Now at higher ISOs it's not a contest. Crop is very good, but FF clearly has less noise with more detail. I should also note that if higher pixel densities were applied to FF then there would be a human observable IQ difference at any ISO, at least for large prints. Put another way, the D800 does produce large prints that are better than those from any crop body. But they're also better, by about the same amount, as those from any Canon FF.
Here's what I can tell you. I took a series of paired, identically framed shots shots with the 7D and 1D X, using either the 24-105L or the 70-200/2.8L IS II, using the zoom to compensate for the effect sensor size on FoV (meaning same distance, so same framing and same perspective for each pair). I shot about a dozen paired images like that, some landscapes, some architecture, and a couple of close-up flower/plant shots with the 24-105. I processed them equivalently, then showed the paired images to my wife, scaled down to 3.7 MP (full screen on an Apple Thunderbolt Display), and asked her which she liked better. For 11 of the 12 shots, she picked the 1D X image.

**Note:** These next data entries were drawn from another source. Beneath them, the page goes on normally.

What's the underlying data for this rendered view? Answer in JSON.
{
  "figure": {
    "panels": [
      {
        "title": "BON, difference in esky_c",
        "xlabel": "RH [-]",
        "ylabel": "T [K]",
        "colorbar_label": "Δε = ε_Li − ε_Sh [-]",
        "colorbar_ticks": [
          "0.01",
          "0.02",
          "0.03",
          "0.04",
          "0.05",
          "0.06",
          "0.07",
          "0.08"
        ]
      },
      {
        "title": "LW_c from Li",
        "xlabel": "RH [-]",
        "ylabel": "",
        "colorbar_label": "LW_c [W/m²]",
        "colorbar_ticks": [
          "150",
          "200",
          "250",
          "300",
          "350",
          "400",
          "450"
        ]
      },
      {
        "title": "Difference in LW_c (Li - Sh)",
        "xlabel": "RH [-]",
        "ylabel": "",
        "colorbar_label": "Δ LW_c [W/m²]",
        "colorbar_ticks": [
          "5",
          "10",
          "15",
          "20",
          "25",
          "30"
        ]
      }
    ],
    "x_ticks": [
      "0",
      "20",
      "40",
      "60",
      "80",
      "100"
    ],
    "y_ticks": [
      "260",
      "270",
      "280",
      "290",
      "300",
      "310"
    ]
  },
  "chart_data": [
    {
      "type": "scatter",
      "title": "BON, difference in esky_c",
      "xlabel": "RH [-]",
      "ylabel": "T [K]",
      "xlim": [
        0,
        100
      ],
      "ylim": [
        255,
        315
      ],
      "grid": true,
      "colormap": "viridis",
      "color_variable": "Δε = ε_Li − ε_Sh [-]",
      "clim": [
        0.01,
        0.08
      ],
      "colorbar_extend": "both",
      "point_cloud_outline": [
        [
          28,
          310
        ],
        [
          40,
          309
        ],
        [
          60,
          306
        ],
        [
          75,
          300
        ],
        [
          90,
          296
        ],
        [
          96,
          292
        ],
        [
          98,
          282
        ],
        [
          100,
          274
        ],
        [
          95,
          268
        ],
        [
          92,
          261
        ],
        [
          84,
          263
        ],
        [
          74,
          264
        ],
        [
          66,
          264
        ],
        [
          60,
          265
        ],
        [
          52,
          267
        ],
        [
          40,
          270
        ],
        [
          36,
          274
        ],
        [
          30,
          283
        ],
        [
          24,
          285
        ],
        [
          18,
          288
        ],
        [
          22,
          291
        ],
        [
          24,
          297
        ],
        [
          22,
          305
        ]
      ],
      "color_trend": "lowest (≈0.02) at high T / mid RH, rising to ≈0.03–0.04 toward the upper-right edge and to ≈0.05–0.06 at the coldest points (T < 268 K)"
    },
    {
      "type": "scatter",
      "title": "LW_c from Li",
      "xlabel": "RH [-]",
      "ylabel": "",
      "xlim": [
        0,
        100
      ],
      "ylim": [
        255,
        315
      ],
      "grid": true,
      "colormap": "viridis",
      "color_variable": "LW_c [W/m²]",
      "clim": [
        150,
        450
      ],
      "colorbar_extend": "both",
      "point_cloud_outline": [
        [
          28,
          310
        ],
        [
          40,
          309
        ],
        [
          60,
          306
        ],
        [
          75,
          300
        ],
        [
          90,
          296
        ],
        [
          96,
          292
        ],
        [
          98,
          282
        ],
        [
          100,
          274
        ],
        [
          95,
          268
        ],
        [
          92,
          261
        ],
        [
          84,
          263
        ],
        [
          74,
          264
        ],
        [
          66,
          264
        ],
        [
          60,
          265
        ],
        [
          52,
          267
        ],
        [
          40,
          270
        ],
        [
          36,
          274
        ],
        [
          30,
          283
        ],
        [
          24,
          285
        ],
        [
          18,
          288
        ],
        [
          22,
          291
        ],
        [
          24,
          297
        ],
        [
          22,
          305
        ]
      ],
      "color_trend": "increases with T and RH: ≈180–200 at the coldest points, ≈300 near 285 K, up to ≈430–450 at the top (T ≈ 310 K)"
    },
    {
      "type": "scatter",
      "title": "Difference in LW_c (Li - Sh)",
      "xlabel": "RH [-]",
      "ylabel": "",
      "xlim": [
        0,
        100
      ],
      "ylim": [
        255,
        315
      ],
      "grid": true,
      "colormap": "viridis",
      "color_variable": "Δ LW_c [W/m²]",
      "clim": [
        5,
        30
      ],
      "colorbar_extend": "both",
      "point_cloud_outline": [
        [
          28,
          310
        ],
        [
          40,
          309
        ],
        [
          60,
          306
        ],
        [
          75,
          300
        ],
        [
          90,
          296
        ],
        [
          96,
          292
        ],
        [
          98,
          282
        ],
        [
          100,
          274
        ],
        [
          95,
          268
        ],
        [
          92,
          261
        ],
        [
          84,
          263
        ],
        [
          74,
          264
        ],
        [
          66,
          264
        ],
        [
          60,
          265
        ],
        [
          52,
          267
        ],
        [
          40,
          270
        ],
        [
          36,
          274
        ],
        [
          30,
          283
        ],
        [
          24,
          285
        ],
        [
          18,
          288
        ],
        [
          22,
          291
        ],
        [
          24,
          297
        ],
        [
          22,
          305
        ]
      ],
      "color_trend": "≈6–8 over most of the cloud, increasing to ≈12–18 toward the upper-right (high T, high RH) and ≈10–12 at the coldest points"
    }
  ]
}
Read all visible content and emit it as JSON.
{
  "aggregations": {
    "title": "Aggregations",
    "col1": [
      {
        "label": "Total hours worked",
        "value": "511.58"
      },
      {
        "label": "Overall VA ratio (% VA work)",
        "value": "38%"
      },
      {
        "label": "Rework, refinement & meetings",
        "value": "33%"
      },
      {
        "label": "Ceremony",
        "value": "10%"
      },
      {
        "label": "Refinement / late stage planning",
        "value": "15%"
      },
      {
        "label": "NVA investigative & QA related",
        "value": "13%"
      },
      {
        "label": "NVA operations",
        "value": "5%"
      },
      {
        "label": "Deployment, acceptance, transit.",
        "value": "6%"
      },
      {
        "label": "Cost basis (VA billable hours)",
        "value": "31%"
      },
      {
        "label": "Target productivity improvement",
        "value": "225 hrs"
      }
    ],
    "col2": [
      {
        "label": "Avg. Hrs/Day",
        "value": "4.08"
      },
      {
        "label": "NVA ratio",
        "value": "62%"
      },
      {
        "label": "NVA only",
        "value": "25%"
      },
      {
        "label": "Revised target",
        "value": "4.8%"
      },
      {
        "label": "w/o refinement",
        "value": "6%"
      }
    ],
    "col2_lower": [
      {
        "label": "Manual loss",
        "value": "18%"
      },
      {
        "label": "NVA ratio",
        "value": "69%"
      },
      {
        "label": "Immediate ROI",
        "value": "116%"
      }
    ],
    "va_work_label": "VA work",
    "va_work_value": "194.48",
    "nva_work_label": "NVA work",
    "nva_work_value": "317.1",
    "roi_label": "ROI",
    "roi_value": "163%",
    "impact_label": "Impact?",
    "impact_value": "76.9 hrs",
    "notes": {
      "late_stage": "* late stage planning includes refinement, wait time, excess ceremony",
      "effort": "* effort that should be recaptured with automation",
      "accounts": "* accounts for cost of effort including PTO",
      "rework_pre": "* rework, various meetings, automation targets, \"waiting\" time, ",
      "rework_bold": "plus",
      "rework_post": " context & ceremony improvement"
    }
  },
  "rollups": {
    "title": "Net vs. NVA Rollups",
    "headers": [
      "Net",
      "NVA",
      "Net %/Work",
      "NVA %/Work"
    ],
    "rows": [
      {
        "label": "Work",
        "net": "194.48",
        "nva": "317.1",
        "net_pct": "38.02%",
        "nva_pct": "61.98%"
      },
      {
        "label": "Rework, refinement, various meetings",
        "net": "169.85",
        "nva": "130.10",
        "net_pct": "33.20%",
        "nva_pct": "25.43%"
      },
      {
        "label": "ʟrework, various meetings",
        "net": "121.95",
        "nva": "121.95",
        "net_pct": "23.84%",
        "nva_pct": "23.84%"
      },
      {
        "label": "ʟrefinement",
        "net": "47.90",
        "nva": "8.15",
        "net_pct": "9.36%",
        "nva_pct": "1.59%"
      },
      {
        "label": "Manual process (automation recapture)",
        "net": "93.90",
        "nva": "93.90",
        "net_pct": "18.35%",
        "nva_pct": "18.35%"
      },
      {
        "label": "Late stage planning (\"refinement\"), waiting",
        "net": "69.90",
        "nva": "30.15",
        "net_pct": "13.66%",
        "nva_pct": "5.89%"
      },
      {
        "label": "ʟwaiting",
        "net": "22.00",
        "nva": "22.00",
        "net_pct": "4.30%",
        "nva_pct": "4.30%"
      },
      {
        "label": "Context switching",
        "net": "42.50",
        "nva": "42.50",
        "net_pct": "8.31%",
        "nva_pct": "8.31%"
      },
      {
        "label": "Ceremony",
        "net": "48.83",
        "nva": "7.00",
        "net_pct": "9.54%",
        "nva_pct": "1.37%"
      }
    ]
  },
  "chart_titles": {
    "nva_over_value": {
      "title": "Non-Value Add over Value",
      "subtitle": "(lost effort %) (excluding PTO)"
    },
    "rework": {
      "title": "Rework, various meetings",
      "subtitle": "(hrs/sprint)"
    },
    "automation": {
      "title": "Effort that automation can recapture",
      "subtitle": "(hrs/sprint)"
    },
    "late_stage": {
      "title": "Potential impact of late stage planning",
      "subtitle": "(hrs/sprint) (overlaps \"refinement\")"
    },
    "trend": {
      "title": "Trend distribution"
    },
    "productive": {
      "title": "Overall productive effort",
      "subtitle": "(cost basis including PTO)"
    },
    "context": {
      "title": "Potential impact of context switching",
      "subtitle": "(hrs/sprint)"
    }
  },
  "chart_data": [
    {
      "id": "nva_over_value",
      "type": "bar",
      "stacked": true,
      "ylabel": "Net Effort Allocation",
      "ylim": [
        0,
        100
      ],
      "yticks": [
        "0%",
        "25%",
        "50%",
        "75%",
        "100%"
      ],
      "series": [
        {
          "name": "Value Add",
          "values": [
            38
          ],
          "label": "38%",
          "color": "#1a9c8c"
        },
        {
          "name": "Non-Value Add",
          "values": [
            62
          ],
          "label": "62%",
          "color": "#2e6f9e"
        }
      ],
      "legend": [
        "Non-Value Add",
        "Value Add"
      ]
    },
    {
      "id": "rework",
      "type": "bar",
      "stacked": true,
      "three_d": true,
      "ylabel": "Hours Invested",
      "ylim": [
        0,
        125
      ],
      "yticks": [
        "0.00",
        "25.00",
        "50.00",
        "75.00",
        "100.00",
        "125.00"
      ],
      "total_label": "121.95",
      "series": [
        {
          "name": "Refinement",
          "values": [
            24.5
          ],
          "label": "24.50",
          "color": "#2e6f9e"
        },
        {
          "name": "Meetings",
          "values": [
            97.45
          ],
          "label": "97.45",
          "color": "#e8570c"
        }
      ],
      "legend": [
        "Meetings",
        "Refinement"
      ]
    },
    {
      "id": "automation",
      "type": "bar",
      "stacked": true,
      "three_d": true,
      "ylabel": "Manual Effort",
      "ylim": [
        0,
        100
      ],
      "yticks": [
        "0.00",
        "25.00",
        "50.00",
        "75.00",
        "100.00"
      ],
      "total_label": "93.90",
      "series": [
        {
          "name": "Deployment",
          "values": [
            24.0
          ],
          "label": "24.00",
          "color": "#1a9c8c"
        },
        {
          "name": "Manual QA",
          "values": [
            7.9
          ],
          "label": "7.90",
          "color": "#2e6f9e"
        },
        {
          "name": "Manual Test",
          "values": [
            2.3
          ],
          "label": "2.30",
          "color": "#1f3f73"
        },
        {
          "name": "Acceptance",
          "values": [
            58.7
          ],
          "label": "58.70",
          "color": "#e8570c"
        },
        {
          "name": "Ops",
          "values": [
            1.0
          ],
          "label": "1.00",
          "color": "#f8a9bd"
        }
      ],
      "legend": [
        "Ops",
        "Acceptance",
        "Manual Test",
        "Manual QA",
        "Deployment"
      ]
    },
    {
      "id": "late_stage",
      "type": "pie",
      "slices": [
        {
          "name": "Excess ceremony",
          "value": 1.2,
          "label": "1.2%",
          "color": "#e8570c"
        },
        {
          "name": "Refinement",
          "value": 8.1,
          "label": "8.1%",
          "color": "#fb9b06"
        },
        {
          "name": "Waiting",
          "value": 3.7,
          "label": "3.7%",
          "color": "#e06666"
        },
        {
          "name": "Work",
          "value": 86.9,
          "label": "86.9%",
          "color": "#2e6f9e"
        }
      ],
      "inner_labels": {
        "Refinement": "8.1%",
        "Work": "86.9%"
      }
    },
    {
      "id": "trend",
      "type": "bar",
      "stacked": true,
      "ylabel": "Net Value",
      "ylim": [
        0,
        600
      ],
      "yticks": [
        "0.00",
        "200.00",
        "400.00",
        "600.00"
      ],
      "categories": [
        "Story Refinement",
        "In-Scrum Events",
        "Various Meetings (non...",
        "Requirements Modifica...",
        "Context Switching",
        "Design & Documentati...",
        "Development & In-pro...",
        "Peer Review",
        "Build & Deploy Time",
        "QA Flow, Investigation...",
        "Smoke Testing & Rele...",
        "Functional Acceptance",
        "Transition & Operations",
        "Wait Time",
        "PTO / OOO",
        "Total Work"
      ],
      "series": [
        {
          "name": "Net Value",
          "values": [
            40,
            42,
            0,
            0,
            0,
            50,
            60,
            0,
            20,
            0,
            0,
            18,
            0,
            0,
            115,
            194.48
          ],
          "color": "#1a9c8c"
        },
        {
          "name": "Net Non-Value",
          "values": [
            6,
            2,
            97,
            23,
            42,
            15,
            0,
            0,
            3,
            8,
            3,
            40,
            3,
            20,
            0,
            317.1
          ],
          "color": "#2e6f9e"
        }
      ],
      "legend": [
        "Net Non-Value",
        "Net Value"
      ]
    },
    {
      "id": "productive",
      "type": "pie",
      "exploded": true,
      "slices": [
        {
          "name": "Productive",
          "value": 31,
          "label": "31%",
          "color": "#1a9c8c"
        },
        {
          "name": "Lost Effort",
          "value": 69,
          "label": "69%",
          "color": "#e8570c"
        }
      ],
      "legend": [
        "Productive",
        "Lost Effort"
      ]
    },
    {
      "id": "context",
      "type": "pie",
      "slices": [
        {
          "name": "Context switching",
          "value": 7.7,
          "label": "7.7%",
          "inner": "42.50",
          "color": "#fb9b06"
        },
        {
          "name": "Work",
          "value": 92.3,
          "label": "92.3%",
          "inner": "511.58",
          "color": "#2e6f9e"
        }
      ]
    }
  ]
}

Your three mistakes are as follows:
* Zooming the lens. This is likely inconsequential with these lenses, but it is a mistake none the less.
* Equivalent processing. This is a huge mistake
which invalidates your test and your results out right. You do not use identical processing with different sensors, even different sensors of the same format.
* You do not mention if the shots were unlabeled. If your wife knew which came from which before picking, the results are less than worthless, they are misleading. There is no shortage of examples of conscious and subconscious human bias, of people picking what they think they should pick. It's just what we do. Even if they were unlabeled, a strict scientist would discount your results because you knew, and there's no shortage of ways you could have consciously or subconsciously telegraphed the "correct" choice to her.
That said, if you want to post a zip archive some where with the RAWs I would love to process them optimally and run a taste test at a site/time we agree upon. I'll record all processing steps for your review, and we can play with those if you feel they are less than optimal. I doubt you made any shooting mistakes that invalidate the comparison.
Side rant: One of my pet peeves with photography is that people make mountains out of molehills. FF vs. crop, Canon vs. Nikon, lens A vs. lens B, tripod A vs. tripod B, etc. They used to do it with film A vs. film B, developer A vs. developer B, etc. During the film/digital transition it was film vs. digital all the time. I've seen people argue that there are huge, just huge differences between PS scaling in one step or multiple steps.
Most of what we debate is meaningless. It is below the threshold of human observability even in a large print (or on a modern LCD), especially in the age of digital processing. But people absolutely cling to these debates. If you think there's a real IQ difference between two pieces of equipment or two techniques, produce some big prints with both. Go to a mall. Ask people who pass by if the photos are identical or different, and if different, which is better. You will quickly learn if the difference is meaningful or not.